Toward Wireless Implantable Robotic Systems Driven by Magnetic Field for Personalized Therapy
Yusheng Wang, Rong-Chun Ge, Xiaoguang Dong
- Year
- 2025
- Citations
- 5
- Access
- Open access
Abstract
Robotic materials are playing an increasingly important role in enabling sensing and actuation at small scales. Recent advances have shown that these materials can dynamically respond to environmental cues while supporting remote sensing for versatile applications particularly healthcare.
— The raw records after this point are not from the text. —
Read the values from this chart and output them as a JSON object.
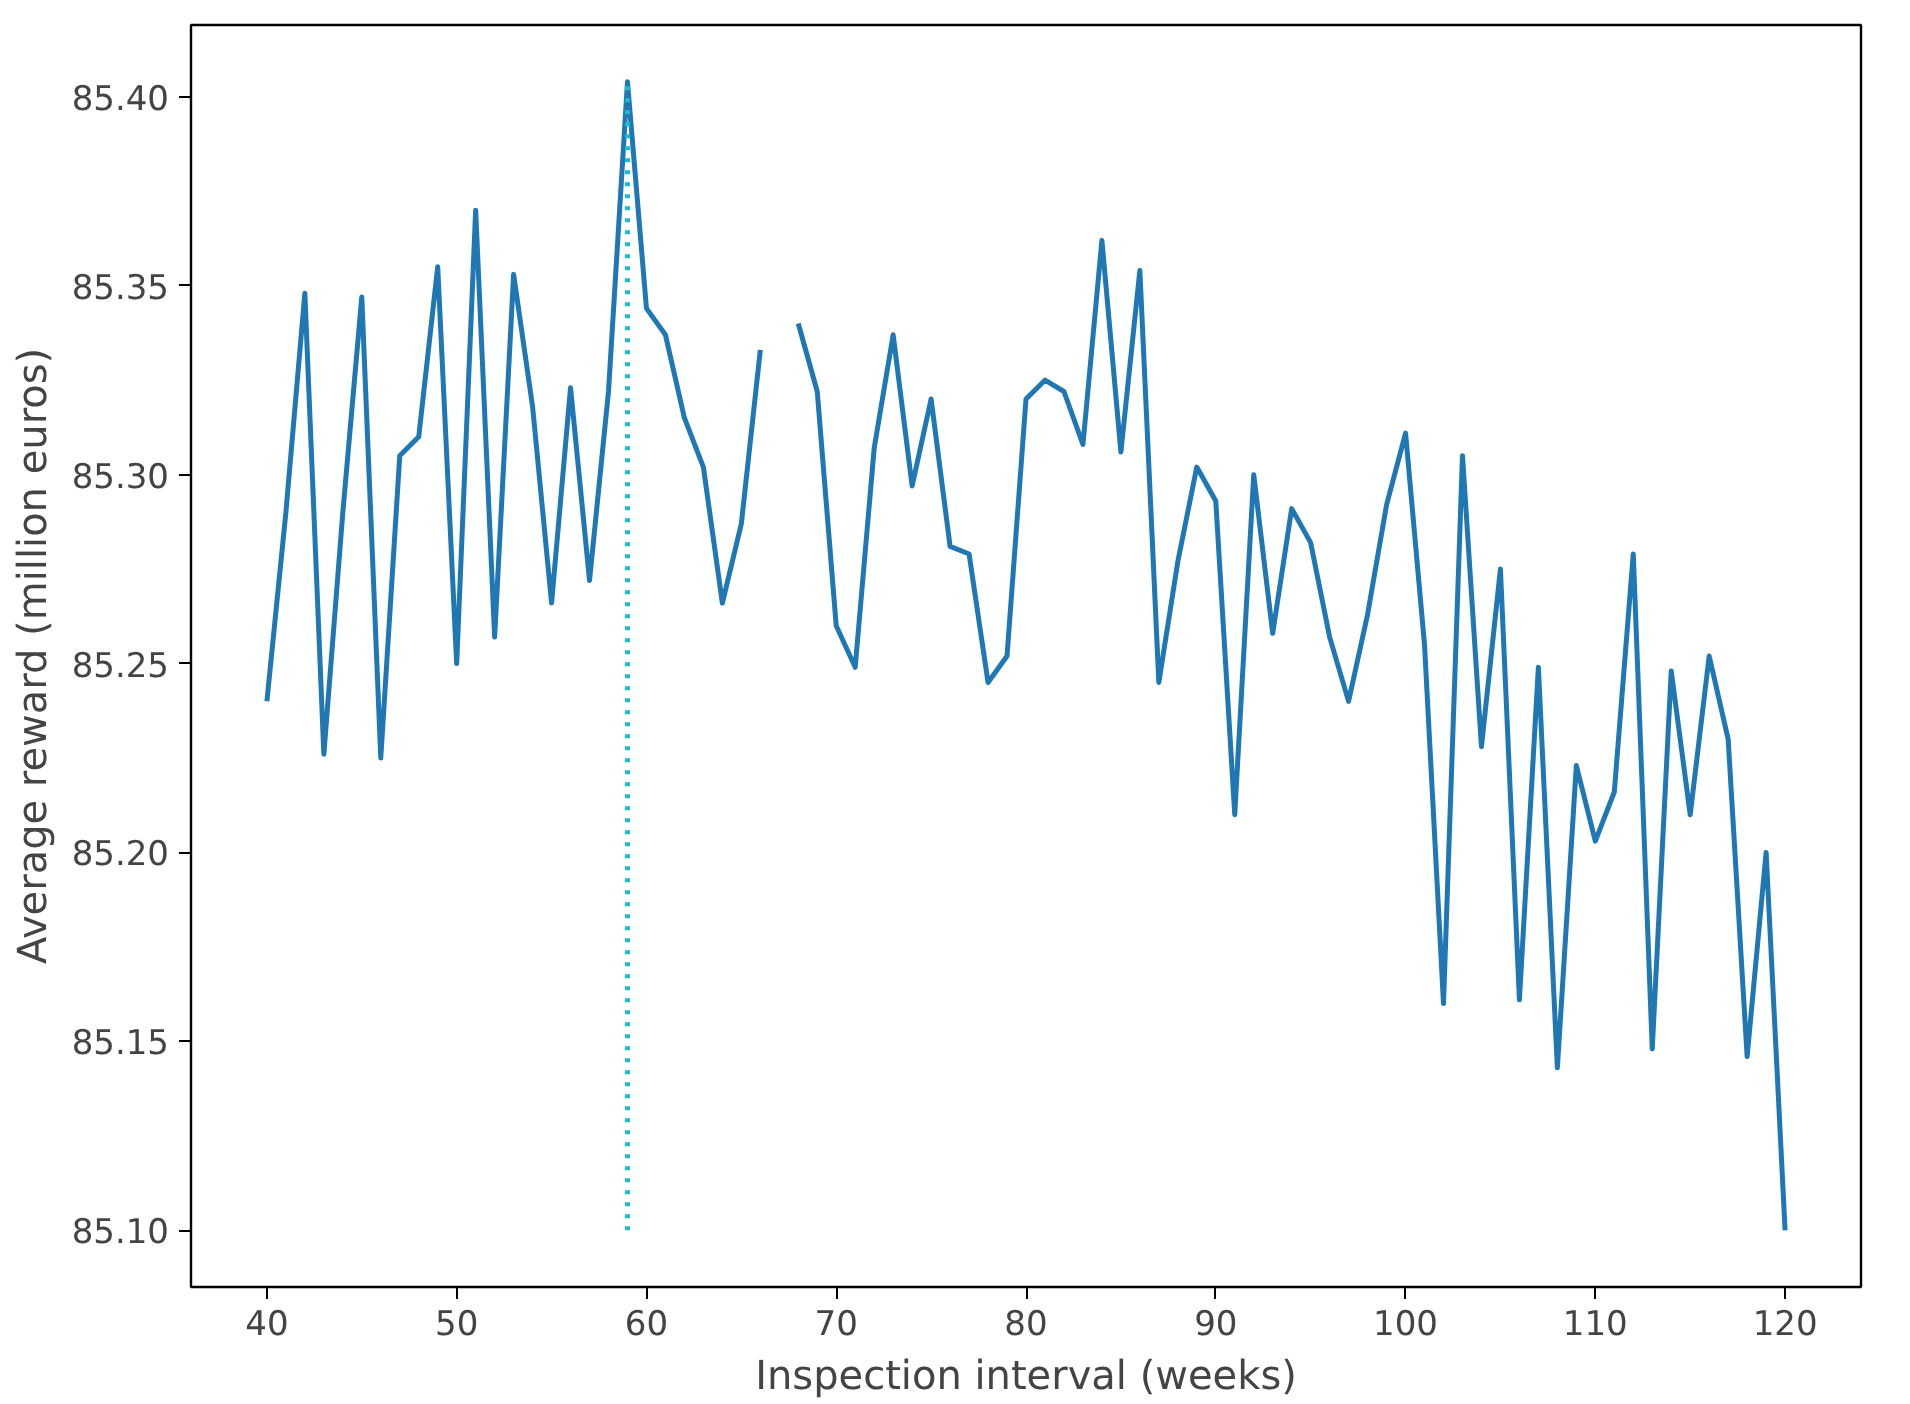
{
  "chart_data": {
    "type": "line",
    "xlabel": "Inspection interval (weeks)",
    "ylabel": "Average reward (million euros)",
    "x": [
      40,
      41,
      42,
      43,
      44,
      45,
      46,
      47,
      48,
      49,
      50,
      51,
      52,
      53,
      54,
      55,
      56,
      57,
      58,
      59,
      60,
      61,
      62,
      63,
      64,
      65,
      66,
      67,
      68,
      69,
      70,
      71,
      72,
      73,
      74,
      75,
      76,
      77,
      78,
      79,
      80,
      81,
      82,
      83,
      84,
      85,
      86,
      87,
      88,
      89,
      90,
      91,
      92,
      93,
      94,
      95,
      96,
      97,
      98,
      99,
      100,
      101,
      102,
      103,
      104,
      105,
      106,
      107,
      108,
      109,
      110,
      111,
      112,
      113,
      114,
      115,
      116,
      117,
      118,
      119,
      120
    ],
    "series": [
      {
        "color": "#1f77b4",
        "values": [
          85.24,
          85.29,
          85.348,
          85.226,
          85.29,
          85.347,
          85.225,
          85.305,
          85.31,
          85.355,
          85.25,
          85.37,
          85.257,
          85.353,
          85.318,
          85.266,
          85.323,
          85.272,
          85.322,
          85.404,
          85.344,
          85.337,
          85.315,
          85.302,
          85.266,
          85.287,
          85.333,
          null,
          85.34,
          85.322,
          85.26,
          85.249,
          85.307,
          85.337,
          85.297,
          85.32,
          85.281,
          85.279,
          85.245,
          85.252,
          85.32,
          85.325,
          85.322,
          85.308,
          85.362,
          85.306,
          85.354,
          85.245,
          85.277,
          85.302,
          85.293,
          85.21,
          85.3,
          85.258,
          85.291,
          85.282,
          85.257,
          85.24,
          85.263,
          85.292,
          85.311,
          85.255,
          85.16,
          85.305,
          85.228,
          85.275,
          85.161,
          85.249,
          85.143,
          85.223,
          85.203,
          85.216,
          85.279,
          85.148,
          85.248,
          85.21,
          85.252,
          85.23,
          85.146,
          85.2,
          85.1
        ]
      }
    ],
    "xlim": [
      36,
      124
    ],
    "ylim": [
      85.085,
      85.419
    ],
    "xticks": [
      40,
      50,
      60,
      70,
      80,
      90,
      100,
      110,
      120
    ],
    "yticks": [
      {
        "value": 85.1,
        "label": "85.10"
      },
      {
        "value": 85.15,
        "label": "85.15"
      },
      {
        "value": 85.2,
        "label": "85.20"
      },
      {
        "value": 85.25,
        "label": "85.25"
      },
      {
        "value": 85.3,
        "label": "85.30"
      },
      {
        "value": 85.35,
        "label": "85.35"
      },
      {
        "value": 85.4,
        "label": "85.40"
      }
    ],
    "ref_lines": [
      {
        "axis": "x",
        "value": 59,
        "color": "#17becf",
        "line_style": "dotted"
      }
    ],
    "grid": false,
    "marker": "none",
    "line_style": "solid"
  }
}
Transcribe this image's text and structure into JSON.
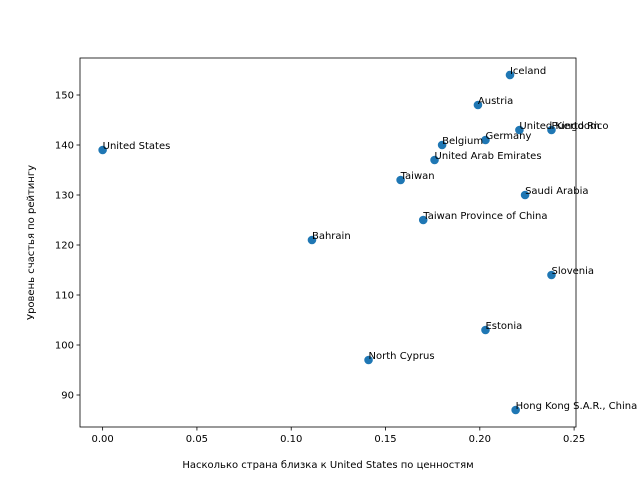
{
  "chart_data": {
    "type": "scatter",
    "xlabel": "Насколько страна близка к United States по ценностям",
    "ylabel": "Уровень счастья по рейтингу",
    "xlim": [
      -0.012,
      0.251
    ],
    "ylim": [
      83.6,
      157.4
    ],
    "x_ticks": [
      "0.00",
      "0.05",
      "0.10",
      "0.15",
      "0.20",
      "0.25"
    ],
    "x_tick_values": [
      0.0,
      0.05,
      0.1,
      0.15,
      0.2,
      0.25
    ],
    "y_ticks": [
      "90",
      "100",
      "110",
      "120",
      "130",
      "140",
      "150"
    ],
    "y_tick_values": [
      90,
      100,
      110,
      120,
      130,
      140,
      150
    ],
    "grid": false,
    "marker_color": "#1f77b4",
    "points": [
      {
        "label": "United States",
        "x": 0.0,
        "y": 139
      },
      {
        "label": "Iceland",
        "x": 0.216,
        "y": 154
      },
      {
        "label": "Austria",
        "x": 0.199,
        "y": 148
      },
      {
        "label": "United Kingdom",
        "x": 0.221,
        "y": 143
      },
      {
        "label": "Puerto Rico",
        "x": 0.238,
        "y": 143
      },
      {
        "label": "Germany",
        "x": 0.203,
        "y": 141
      },
      {
        "label": "Belgium",
        "x": 0.18,
        "y": 140
      },
      {
        "label": "United Arab Emirates",
        "x": 0.176,
        "y": 137
      },
      {
        "label": "Taiwan",
        "x": 0.158,
        "y": 133
      },
      {
        "label": "Saudi Arabia",
        "x": 0.224,
        "y": 130
      },
      {
        "label": "Taiwan Province of China",
        "x": 0.17,
        "y": 125
      },
      {
        "label": "Bahrain",
        "x": 0.111,
        "y": 121
      },
      {
        "label": "Slovenia",
        "x": 0.238,
        "y": 114
      },
      {
        "label": "Estonia",
        "x": 0.203,
        "y": 103
      },
      {
        "label": "North Cyprus",
        "x": 0.141,
        "y": 97
      },
      {
        "label": "Hong Kong S.A.R., China",
        "x": 0.219,
        "y": 87
      }
    ]
  }
}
Among them, magnetically responsive materials such as magneto-elastic and magnetoelectric materials, offer compact, wireless solutions for miniaturized actuators, sensors, and energy transmitters, with significant potential in personalized medicine. However, key challenges remain in integrating magnetic materials toward implantable robotic systems, in achieving miniaturization, biocompatibility, and closed-loop therapy. This perspective highlights recent developments in magnetic materials and magnetically actuated devices for wireless sensing, actuation, and energy harvesting, toward implantable robotic systems for closed-loop therapy. We survey magnetic materials in enabling pumps, valves, and other drug delivery modules and evaluate their performance in terms of actuation field, biocompatibility, and applicable locations. Additionally, we also survey their sensing functions when integrating with other stimuli-responsive materials for different physiological conditions as well as energy harvesting functions for powering. Finally, we discuss future directions in miniaturization, safety, and long-term in vivo stability to facilitate clinical translation. This work provides a forward-looking perspective on next-generation, minimally invasive, robotic implantable systems for personalized disease monitoring and therapeutic intervention.